I am a dreamer. Ask anyone that knows me and they will tell you I am an idealist, optimist, an ever-believing person of hope. I believe in New Years’ resolutions and setting goals. I believe in taking big, scary risks and little ones, too. I believe that the one kid who just can’t do it right day after day, that today just might be his day. I believe in toddlers potty training and in couch potatoes running and in addicts changing. I believe in you, and I know a God who does, too.
Believing makes my heart beat a little faster, and I hope my believing in you to do both the boring and the big things will cheer you up and on in your work today.
Today is a special day for me. It finds me feeling an extra kind of positive. Today, I cross the finish line of my first marathon. I may or may not be meeting my goal time, and I may or may not be smiling. However, I type about my finish with confidence, knowing those details don’t really matter. Today, I celebrate a dream completed and the discipline it took to get there.

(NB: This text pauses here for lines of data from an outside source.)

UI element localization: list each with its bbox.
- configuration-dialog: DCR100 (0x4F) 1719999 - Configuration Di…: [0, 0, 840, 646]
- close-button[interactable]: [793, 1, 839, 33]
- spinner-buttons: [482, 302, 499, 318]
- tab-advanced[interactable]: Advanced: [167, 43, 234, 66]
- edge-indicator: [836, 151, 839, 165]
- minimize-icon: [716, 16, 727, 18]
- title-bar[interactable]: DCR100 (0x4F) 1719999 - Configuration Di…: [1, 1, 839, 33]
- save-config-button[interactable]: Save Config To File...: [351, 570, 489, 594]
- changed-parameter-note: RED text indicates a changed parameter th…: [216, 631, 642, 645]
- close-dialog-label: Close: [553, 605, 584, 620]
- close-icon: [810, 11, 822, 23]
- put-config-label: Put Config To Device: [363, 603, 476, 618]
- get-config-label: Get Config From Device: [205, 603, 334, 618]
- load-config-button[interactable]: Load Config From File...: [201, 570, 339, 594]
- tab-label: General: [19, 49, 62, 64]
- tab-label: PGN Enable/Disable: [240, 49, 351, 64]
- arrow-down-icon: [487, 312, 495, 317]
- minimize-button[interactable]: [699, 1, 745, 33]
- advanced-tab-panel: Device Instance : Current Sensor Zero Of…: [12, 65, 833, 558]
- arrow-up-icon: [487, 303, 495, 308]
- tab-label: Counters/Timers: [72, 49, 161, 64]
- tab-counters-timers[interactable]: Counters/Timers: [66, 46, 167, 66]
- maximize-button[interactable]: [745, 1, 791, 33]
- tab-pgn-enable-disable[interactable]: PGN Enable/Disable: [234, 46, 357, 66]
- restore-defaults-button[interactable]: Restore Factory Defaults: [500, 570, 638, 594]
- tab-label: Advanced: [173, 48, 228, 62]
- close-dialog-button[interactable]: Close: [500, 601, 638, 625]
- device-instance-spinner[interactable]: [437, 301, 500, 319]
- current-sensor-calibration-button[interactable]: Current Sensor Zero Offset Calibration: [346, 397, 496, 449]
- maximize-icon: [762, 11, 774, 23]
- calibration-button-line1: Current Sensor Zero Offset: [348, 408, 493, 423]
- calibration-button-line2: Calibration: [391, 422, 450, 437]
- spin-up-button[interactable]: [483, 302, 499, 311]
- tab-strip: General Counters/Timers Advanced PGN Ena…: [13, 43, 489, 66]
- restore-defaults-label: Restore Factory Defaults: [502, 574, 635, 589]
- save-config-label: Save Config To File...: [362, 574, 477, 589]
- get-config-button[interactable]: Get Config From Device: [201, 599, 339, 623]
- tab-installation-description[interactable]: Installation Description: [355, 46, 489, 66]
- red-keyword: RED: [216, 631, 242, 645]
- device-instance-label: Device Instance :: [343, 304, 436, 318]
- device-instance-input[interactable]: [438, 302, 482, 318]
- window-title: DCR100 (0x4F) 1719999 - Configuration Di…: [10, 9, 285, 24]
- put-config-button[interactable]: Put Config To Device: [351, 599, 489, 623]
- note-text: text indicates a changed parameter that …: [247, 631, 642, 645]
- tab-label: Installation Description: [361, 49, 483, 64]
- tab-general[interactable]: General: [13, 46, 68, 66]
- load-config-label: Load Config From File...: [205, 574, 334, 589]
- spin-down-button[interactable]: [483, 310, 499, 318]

Isn’t it strange that both the mundane tasks of life and the goals we only dream of can equally intimidate us? Sometimes, when I think of grading my stack of 100 seventh-grade essays chalked full of all the grammatical errors, I would rather do just about anything else, yet when I tell myself it’s finally time to tackle that dream that’s been simmering in my heart, fear comes and points at me like an eighth-grade bully, and I continue the habit of which I am champion: procrastination.
Some times the goals I set or even the daily work that must be finished (e.g. those essays I was just talking about) seem so overwhelming, burying me in anxiety and shame that I don’t have what it takes to get the job done. What is it for you? The unending laundry? Driving teenagers to sports practices? Opening up God’s word? Getting up in the morning to start the day? Or something bigger, like giving up something you know isn’t right in your life, or following a call of God that seems nothing short of ridiculous?
This past year, I have been aiming to replace procrastination with discipline, which is perhaps why I chose to prepare for a marathon. My dad has been coaching me through taking things one day at a time, to think to myself, “What can I do today, right now?” Letting go of my own, often lofty, expectations for myself, as well as the fear of failure, and living in the grace and opportunity of today and the faithful help of my good Father.
Running a marathon is nothing life-changing or super spiritual, but it is in this process, I have learned so much about the joy of “learning to love what must be done.” Joy in the choosing of hard work. Joy in the going to bed early, to wake up early, to put in the time necessary to achieve a goal. Joy in the “I fell on my face yesterday, but today is a new day to do it right.” Joy in the process of it all.
And a process it is. In my marathon training, I skipped some days, I didn’t eat as well as I should have, and the Lord knows I never touched a weight or did a sit-up. But I did not embark on this journey to get in shape or lose weight. I did it to give myself an opportunity to practice discipline, and the journey has shed light on other areas that don’t seem so scary to tackle now.
Both the small tasks and the big dreams of our lives share the common ingredient of discipline. So whether you find yourself buried beneath piles of laundry, on Day One at the gym, or going back to school when you thought your chance was long gone, get up today and learn to love what must be done. And when your friend starts tackling something and you quietly simmer in jealousy wishing you had the courage to face the day, cheer her on, tie up your laces, and take the next step for you, whatever it is. Our Father is ready to cheer you on, too, as you learn to journey in discipline through this life.